Chr. Why came you not in at the gate which standeth at the beginning of the way? Know ye not that it is written, that “he that cometh not in by the door, but climbeth up some other way, the same is a thief and a robber?”
They said, that to go to the gate for entrance was by all their countrymen counted too far about; and that therefore their usual way was to make a short cut of it, and to climb over the wall as they had done.
Chr. But will it not be counted a trespass against the Lord of the city, whither we are bound, thus to violate his revealed will?
They told him, that as for that, he needed not to trouble his head thereabout: for what they did they had custom for, and could produce, if need were, testimony that would witness it, for more than a thousand years.
But, said Christian, will your practice stand a trial at law?
They told him, that custom, it being of so long standing as above a thousand years, would, doubtless, now be admitted as a thing legal by an impartial judge. And besides, said they, if we get into the way, what matter is it which way we get in? If we are in, we are in: thou art but in the way, who, as we perceive, came in at the gate: and we also are in the way, that came tumbling over the wall: wherein now is thy condition better than ours?

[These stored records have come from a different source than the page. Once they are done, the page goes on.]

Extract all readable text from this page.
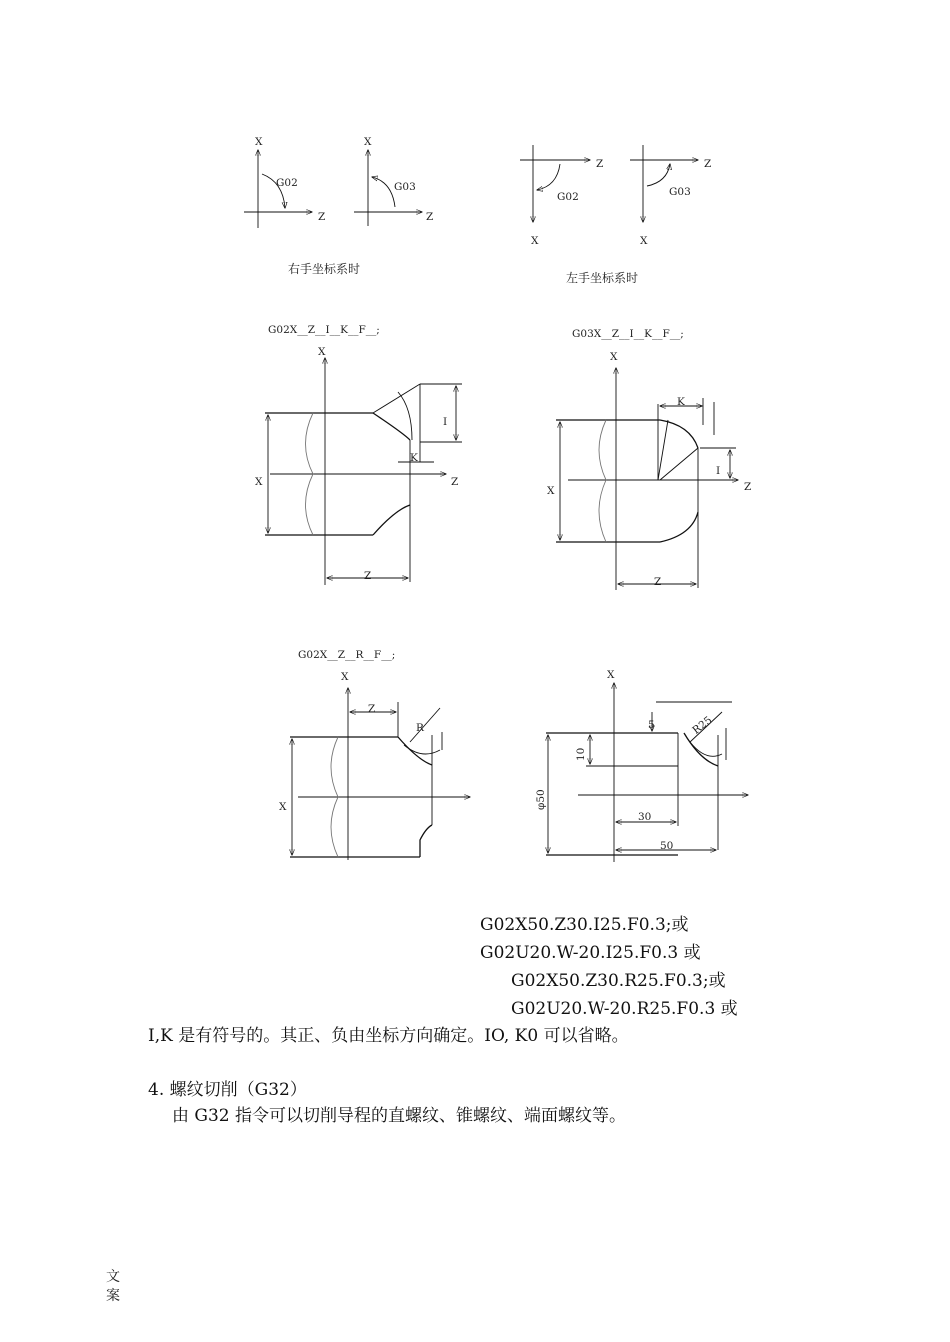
X
Z
G02
X
Z
G03
右手坐标系时
X
Z
G02
X
Z
G03
左手坐标系时
G02X__Z__I__K__F__;
X
Z
I
K
X
Z
G03X__Z__I__K__F__;
X
Z
K
I
X
Z
G02X__Z__R__F__;
X
R
Z
X
X
5	R25
10
φ50
30
50
G02X50.Z30.I25.F0.3;或
G02U20.W-20.I25.F0.3 或
G02X50.Z30.R25.F0.3;或
G02U20.W-20.R25.F0.3 或
I,K 是有符号的。其正、负由坐标方向确定。IO, K0 可以省略。
4. 螺纹切削（G32）
由 G32 指令可以切削导程的直螺纹、锥螺纹、端面螺纹等。
文
案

Chr. I walk by the rule of my Master: you walk by the rude working of your fancies. You are counted thieves already by the Lord of the way: therefore I doubt you will not be found true men at the end of the way. You come in by yourselves, without his direction, and shall go out by yourselves, without his mercy.
To this they made him but little answer; only they bid him look to himself. Then I saw that they went on every man in his way, without much conference one with another; save that these two men told Christian, that as to laws and ordinances, they doubted not but that they should as conscientiously do them as he. Therefore, said they, we see not wherein thou differest from us, but by the coat that is on thy back, which was, as we trow, given thee by some of thy neighbors, to hide the shame of thy nakedness.
Chr. By laws and ordinances you will not be saved, since you came not in by the door. And as for this coat that is on my back, it was given me by the Lord of the place whither I go; and that, as you say, to cover my nakedness with. And I take it as a token of his kindness to me; for I had nothing but rags before. And, besides, thus I comfort myself as I go. Surely, think I, when I come to the gate of the city, the Lord thereof will know me for good, since I have his coat on my back; a coat that he gave me freely in the day that he stripped me of my rags. I have, moreover, a mark in my forehead, of which perhaps you have taken no notice, which one of my lord’s most intimate associates fixed there in the day that my burden fell off my shoulders. I will tell you, moreover, that I had then given me a roll sealed, to comfort me by reading as I go in the way; I was also bid to give it in at the celestial gate, in token of my certain going in after it; all which things I doubt you want, and want them because you came not in at the gate.